Загадочные края

1

Заснеженный северный лес дремал, плотно укутанный зимним покровом, лишь по вечерам его тревожил падающий ледяной сетью холод, который заставлял деревья боязливо потрескивать, да ещё время от времени проносились настоящие бури – с ветрами и пургой. Они заставляли море, окружавшее скалы и лес в этих местах почти с трёх полных сторон, беспокойно шуметь, колоть тонкий лёд у берегов и возносить огромные глыбы студеной воды к нижним вершинам гор, а лес – сбрасывать с ветвей хрусткий иней. Здешние края именовали Землёй Фьордов, и в штормовые ночи тут опасно было находиться вне домашнего приюта. К счастью, в этих местах уже более ста лет высился крепкий горд, именовавшийся Свёерхольмом, владение лордов Бергденских – потомков Свёернунда. А где есть укреплённое владение лорда, там всегда нет недостатка в мелких замках, усадьбах, фермах, заимках, деревеньках и целых сёлах подвластных ему людей, стойбищах данников и общих доминах крепостных и рабов, поселённых у самых земель, которые они обрабатывают. Старший Свёернундинг, Сорглан, сын Свеара, по праву считался самым богатым и могущественным лордом во Фьордах, недаром более чем сорок из них так или иначе были ему подвластны. Кроме того, он слыл самым хлебосольным, самым щедрым, потому-то к его владению и торопился теперь сквозь заснеженный лес, погружающийся в ночной сон, небольшой караван – четверо маленьких узких саней на широких полозьях, три повозки, пятнадцать лошадей и около двух десятков человек, если считать и хозяина, и охрану, и рабов, назначенных на продажу.
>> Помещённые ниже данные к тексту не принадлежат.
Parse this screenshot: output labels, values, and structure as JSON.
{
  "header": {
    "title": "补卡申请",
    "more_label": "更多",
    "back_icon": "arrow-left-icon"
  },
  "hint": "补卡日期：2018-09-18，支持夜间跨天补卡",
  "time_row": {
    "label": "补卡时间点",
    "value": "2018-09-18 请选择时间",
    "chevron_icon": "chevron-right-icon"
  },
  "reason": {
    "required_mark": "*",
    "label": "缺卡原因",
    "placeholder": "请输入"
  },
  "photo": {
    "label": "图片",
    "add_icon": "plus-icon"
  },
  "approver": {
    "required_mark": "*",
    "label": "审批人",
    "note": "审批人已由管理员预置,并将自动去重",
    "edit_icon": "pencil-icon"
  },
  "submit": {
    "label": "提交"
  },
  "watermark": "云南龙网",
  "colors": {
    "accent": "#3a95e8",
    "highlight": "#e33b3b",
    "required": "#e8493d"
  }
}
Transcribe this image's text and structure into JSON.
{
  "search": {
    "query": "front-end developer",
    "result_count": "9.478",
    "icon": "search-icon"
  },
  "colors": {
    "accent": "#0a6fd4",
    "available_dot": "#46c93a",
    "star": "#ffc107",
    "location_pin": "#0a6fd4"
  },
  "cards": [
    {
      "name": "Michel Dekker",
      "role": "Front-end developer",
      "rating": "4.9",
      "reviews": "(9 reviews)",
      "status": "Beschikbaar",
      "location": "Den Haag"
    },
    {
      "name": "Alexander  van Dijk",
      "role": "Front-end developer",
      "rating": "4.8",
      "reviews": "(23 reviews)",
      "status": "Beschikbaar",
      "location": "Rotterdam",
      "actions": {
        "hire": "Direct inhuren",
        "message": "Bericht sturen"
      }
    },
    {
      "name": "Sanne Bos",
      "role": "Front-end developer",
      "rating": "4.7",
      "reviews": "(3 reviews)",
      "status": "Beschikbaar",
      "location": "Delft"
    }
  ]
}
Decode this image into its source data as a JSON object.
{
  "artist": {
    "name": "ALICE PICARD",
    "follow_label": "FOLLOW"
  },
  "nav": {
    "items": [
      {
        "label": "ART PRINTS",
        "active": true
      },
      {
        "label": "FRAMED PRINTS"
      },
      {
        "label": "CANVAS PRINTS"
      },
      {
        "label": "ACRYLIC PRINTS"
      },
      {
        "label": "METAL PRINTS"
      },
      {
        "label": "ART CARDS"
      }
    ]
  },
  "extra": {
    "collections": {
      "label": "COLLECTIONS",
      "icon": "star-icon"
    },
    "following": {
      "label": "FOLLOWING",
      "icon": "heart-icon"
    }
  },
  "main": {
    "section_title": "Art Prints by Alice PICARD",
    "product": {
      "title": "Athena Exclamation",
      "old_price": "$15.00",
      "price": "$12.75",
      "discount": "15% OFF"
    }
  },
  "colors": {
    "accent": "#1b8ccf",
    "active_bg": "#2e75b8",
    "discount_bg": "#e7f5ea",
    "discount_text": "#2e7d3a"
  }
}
У высоких дубовых ворот, укреплённых прекрасно выкованным металлом, им пришлось довольно долго ждать, пока сообщат лорду, и он велит слугам развести тяж ёлые створки – уже давно стемнело – когда наконец зашелестели тщательно промазанные петли, промёрзшие люди оживились, надеясь на скорое тепло и еду, и тут уж не разбирали, кто хозяин, а кто раб. Все дружно уцепились за повозки, помогая лошадям завезти их во двор, принялись снимать с них часть поклажи (и товары, конечно, зачем ещё мог их пустить господин, как не надеясь на торг?) да заодно оглядываться, рассматривая богатый аккуратный двор – большинство было здесь впервые.

Двор и в самом деле заслуживал уважения. Тщательно выметенный, умощённый камнем, он свидетельствовал о хозяйственности господ, а обилие выглядывающих на него дверей мастерских намекало на распорядительность лорда и его богатство. Некоторые ещё были открыты, оттуда струился свет, видно было, как подмастерья тщательно прибираются внутри. Слуги, которые открыли для поезжан ворота, теперь торопливо растворяли конюшню и огромный пустой сарай, чтоб туда можно было закатить повозки и занести товар, а купцу уже указали в сторону крыльца огромного трёхэтажного (что было редкостью для здешних мест, признававших лишь одноэтажные дома) жилого строения. Там хозяину каравана следовало побеседовать с господином и объяснить, кто он и откуда.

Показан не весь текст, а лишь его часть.